Associate professor Rachel Tambling and doctoral candidate Thomas Bischoff, both of UConn’s Department of Human Development and Family Studies, recently completed a study that examines why clients terminate their work with therapists. The two will present their study at the National Council on Family Relations Conference in San Diego on Nov. 7-10.
The data they used was from the Humphrey Clinic for Individual, Couples, and Family Therapy, which was located on the Storrs campus until it closed in August, after more than 30 years of existence.
The two researchers discuss why this research is important and what else they are working on.
Q. Why did you do this paper and what did you learn from it?
RT: It fit into the bigger picture around the research of service utilization issues in counseling. One thing we know is that counseling benefits people for a variety of conditions, everything from weight management and smoking cessation to depression to parenting problems and child behavior. We know that therapy helps people, but very few people who are recommended to therapy actually enter into therapy, and of those who do, about half will drop out before the third session. So therapy is something that can really benefit people, but people are underutilizing these services.
TB: There is a lack of information about this topic, so it needs to be studied. We were able to get the perspective of the therapists, who are actually working with the clients to see what they noticed. Why did the clients disappear – if that’s what happened – or why did they finish? Coming to that understanding helps to understand what needs to be done to better engage with clients. Do they need some other motivation to stay and participate, or did they just complete their goals?

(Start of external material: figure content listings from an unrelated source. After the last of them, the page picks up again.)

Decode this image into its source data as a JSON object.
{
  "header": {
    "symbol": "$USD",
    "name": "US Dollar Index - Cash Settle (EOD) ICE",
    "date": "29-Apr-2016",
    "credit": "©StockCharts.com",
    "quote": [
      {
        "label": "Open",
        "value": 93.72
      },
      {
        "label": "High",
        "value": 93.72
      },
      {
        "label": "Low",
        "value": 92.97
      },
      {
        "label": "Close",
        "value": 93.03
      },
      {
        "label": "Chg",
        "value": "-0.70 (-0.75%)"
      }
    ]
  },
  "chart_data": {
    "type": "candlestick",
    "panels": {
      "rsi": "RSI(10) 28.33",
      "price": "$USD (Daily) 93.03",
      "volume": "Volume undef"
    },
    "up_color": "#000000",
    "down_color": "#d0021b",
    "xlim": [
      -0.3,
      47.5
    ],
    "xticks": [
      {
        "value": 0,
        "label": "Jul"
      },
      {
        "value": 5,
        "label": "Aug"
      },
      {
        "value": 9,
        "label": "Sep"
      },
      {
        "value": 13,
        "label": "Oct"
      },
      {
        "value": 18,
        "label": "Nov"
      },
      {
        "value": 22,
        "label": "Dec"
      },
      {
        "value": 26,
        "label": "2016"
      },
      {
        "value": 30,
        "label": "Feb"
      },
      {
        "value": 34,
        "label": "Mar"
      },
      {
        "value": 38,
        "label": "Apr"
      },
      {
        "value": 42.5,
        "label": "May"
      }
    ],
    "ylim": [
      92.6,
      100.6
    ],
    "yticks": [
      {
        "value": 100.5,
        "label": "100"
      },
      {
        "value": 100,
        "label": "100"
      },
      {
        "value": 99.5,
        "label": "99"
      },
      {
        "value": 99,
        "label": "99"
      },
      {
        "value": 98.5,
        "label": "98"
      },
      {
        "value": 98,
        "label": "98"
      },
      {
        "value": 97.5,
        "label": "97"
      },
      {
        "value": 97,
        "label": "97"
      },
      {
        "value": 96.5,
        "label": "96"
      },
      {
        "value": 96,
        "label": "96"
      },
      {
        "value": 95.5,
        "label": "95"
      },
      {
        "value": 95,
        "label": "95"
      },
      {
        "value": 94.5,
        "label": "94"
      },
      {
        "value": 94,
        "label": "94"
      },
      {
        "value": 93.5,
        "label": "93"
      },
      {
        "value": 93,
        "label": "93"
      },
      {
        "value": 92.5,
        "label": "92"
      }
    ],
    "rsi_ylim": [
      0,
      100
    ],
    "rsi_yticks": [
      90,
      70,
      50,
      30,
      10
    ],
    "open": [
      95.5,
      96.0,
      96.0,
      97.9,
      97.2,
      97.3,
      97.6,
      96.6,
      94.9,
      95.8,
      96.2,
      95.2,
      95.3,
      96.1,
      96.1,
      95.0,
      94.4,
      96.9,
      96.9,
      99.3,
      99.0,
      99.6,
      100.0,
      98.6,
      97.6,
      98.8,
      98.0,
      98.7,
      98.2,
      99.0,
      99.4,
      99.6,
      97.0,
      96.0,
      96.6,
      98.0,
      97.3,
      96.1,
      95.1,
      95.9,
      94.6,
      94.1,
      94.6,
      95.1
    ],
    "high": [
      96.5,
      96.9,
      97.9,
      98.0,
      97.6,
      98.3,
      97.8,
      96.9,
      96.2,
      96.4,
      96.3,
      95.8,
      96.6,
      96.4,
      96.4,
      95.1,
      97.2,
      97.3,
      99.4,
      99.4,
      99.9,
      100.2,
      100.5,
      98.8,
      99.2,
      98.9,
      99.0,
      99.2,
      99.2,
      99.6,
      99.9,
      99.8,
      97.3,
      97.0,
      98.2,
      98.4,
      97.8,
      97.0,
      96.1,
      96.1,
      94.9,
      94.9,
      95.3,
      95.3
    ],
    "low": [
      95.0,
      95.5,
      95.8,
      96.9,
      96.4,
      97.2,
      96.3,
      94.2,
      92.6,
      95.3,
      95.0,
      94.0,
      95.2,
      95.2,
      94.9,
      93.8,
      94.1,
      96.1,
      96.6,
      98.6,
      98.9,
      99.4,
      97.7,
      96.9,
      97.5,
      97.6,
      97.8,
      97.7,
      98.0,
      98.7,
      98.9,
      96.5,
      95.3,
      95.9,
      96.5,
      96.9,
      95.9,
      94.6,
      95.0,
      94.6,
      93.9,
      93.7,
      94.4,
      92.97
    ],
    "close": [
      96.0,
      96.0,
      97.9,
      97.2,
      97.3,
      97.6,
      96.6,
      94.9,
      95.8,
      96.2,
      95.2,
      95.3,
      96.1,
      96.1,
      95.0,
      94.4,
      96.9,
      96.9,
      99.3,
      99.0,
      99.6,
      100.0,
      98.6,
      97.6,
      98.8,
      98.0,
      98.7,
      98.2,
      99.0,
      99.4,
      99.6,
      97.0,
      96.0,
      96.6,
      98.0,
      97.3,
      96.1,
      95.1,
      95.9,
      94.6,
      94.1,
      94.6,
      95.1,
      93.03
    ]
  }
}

Q. Are we living in a time when it is more culturally acceptable to attend therapy?
RT: It’s seen more positively now than in previous decades, but we still struggle with other types of stigma and the way we manage mental health in general. We have this picture of what depression and anxiety looks like culturally. If you are depressed, you are sad all the time, you can’t get out of bed. We don’t think about high-functioning depression. There is more acceptance if things are really awful in your life. But what about if you’re at peak performance? We are starting to see that more and more in professional athletics. I would like to see more of an acceptance of counseling and therapy as part of peak performance in life.
TB: One thing I have done in the classes I teach is ask the students, ‘If you had to go to therapy, what would be your thoughts?’ There is an internal debate that happens. Even though we are doing work that helps reduce the stigma of therapy, people still hesitate because of family concerns, or beliefs that they will be seen as weak or crazy if they attend therapy. They think they should be able to resolve their own issues.
Q. Do people simply think they’re too busy to go to therapy?
RT: There is an internalized stigma that therapy is good for other people. Other people should take the time to go to therapy, but I don’t need it enough to warrant adjusting my schedule to it.
TB: We make time to see a primary care doctor for medical issues, but therapy doesn’t seem to get that kind of priority. People won’t miss work or school to attend therapy appointments. It has to be when it’s more convenient for them.
Q. How does this paper fit into the overall work you are both doing?
RT: My research is about therapy initiation. How do people choose to enter into therapy and how do they manage that process of early engagement? I am interested in that time right before they enter into therapy and the first one to three sessions. I am interested in client factors associated with the propensity to initiate therapy and the propensity to persist with therapy. I am researching things like motivation to change, expectations of therapy, therapy accessibility, and what are the competitors to therapy.
I am doing a lot of work around motivation to change and understanding that as a construct of how it applies to therapy. We understand it well in smoking cessation and other types of behavior change, but we don’t understand so well in therapy, particularly in couples and family therapy.
TB: For my dissertation, I am looking at the therapy initiation process. There’s not really a lot research on that, so I want to study how to reach out to potential clients who could come, but aren’t coming. Looking at the other side of the coin, how do clients decide in the first place to enter into therapy?
Q. Are therapists getting their message out as to why they are helpful?
RT: We don’t know enough about why clients enter into therapy, or why they discontinue therapy. Therapists don’t know what they should say, because they don’t know enough about client experiences. For too long, our field has focused on academic understanding of therapy, and not what do real clients and real therapists have to say about their therapy experience. In this paper, we really tried to keep it as close as possible to what are people’s actual experiences.
Q. Do people get worn out by therapy?
TB: Therapists tell clients at the beginning that they are going to be made to talk about things that are difficult or uncomfortable to express, just like when you go to a doctor, it might hurt when you get checked for a broken arm. They are told up front that it can definitely be intense at moments, but it can be also comfortable and an enjoyable experience.